The US FDA has sent a warning letter to Absolutely Natural of Melbourne, FL.

FDA conducted an inspection from April 22 to 24, 2025 where it found “significant violations” of Current Good Manufacturing Practice (CGMP) regulations for finished pharmaceuticals.

In the Dec. 30 letter, FDA said the company’s methods, facilities or controls for manufacturing, processing, packing or holding do not conform to CGMP. Therefore, its drug products are “adulterated” within the meaning of section 501(a)(2)(B) of the Federal Food, Drug, and Cosmetic Act (FD&C Act), 21 U.S.C. 351(a)(2)(B).

The FDA reviewed the company’s May 15, 2025 response to our Form FDA 483 in detail and acknowledge receipt of subsequent correspondence.

During the inspection, FDA investigators observed specific violations including, but not limited to, the following:

“Your firm failed to thoroughly investigate any unexplained discrepancy or failure of a batch or any of its components to meet any of its specifications, whether or not the batch has already been distributed (21 CFR 211.192).

“You manufacture (b)(4) over-the-counter (OTC) non-sterile drug products, including those labeled for use in (b)(4).

“You failed to conduct an adequate investigation in July 2024 when a batch of drug product failed microbiological testing due to out-of-specification (OOS) results for both total plate count and Pseudomonas aeruginosa. Although you rejected the batch, you failed to adequately assess the root cause of the microbiological contamination, and you failed to extend the investigation to additional batches that may also have been affected.

“It is necessary to conduct a thorough, well documented, and scientifically sound investigation to identify the root cause of an OOS, to evaluate all potentially affected batches, and to implement a timely and effective corrective actions and preventive actions (CAPA) plan.

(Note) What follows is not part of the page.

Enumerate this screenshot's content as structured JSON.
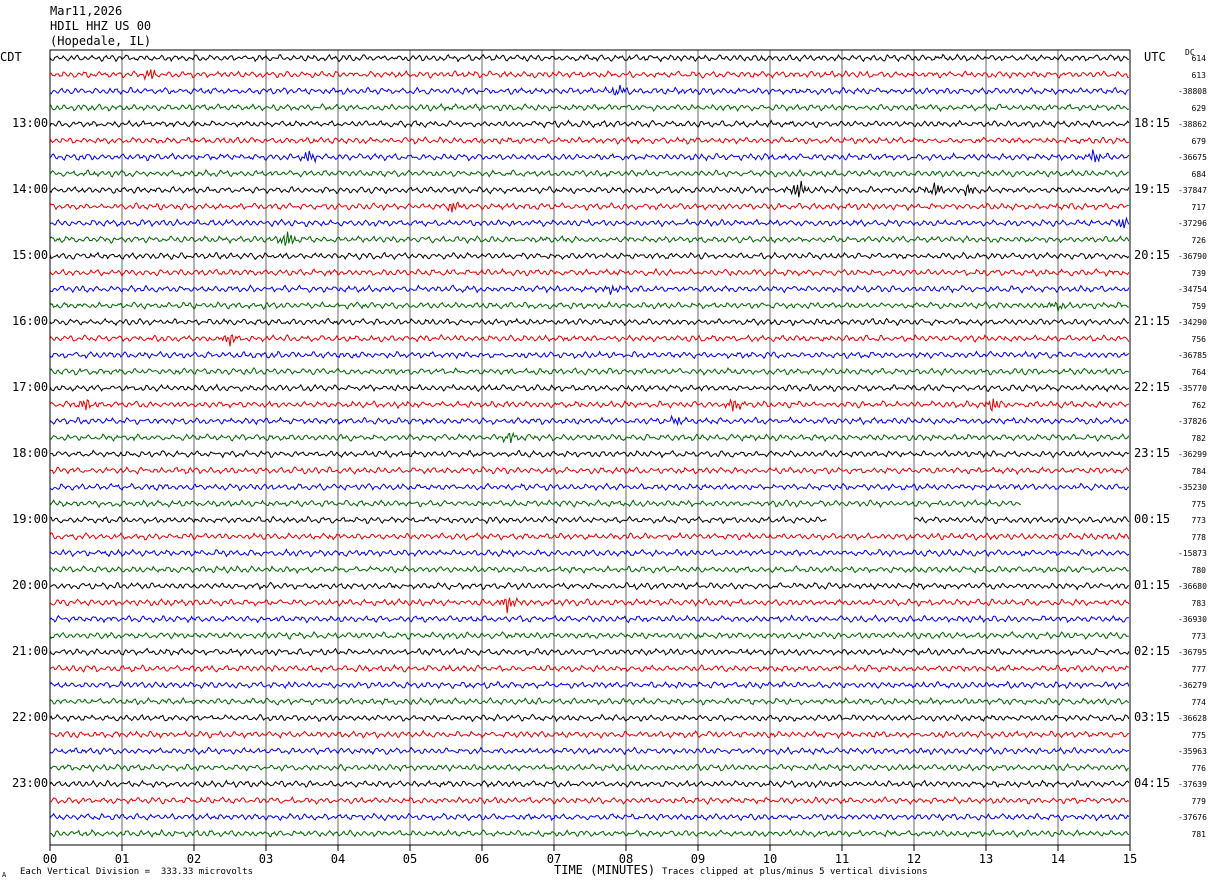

“In your response, you described the following activities that you initiated after the inspection: (1) You performed a risk analysis; (2) you initiated an investigation into the OOS incident noted above; (3) you revised your OOS investigation procedure to include root-cause determination; (4) you retrained personnel on revised procedures; and (5) you conducted a retrospective review of OOS results.

“Your response is inadequate because your investigation did not adequately assess additional drug products that may have been affected by this microbiological contamination. Additionally, your response lacks sufficient details about your retrospective review of OOS results.

Cosmetics Manufactured for Distribution in the U.S.

According to the FDA letter: “In addition, some of the products you manufacture may be regulated as cosmetics, as defined in section 201(i) of the FD&C Act [21 U.S.C. 321(i)]. Any cosmetics you manufacture must comply with applicable statutory and regulatory requirements, including the FD&C Act. We note that under section 301(a) of the FD&C Act [21 U.S.C. 331(a)], it is a prohibited act to introduce or deliver for introduction into interstate commerce a cosmetic that is adulterated or misbranded.

“We also note that the Modernization of Cosmetics Regulation Act of 2022 (MoCRA) provides new requirements with which facilities that manufacture cosmetic products must comply. You may find the FD&C Act, MoCRA, and FDA’s regulations through links on FDA’s website at www.fda.gov.”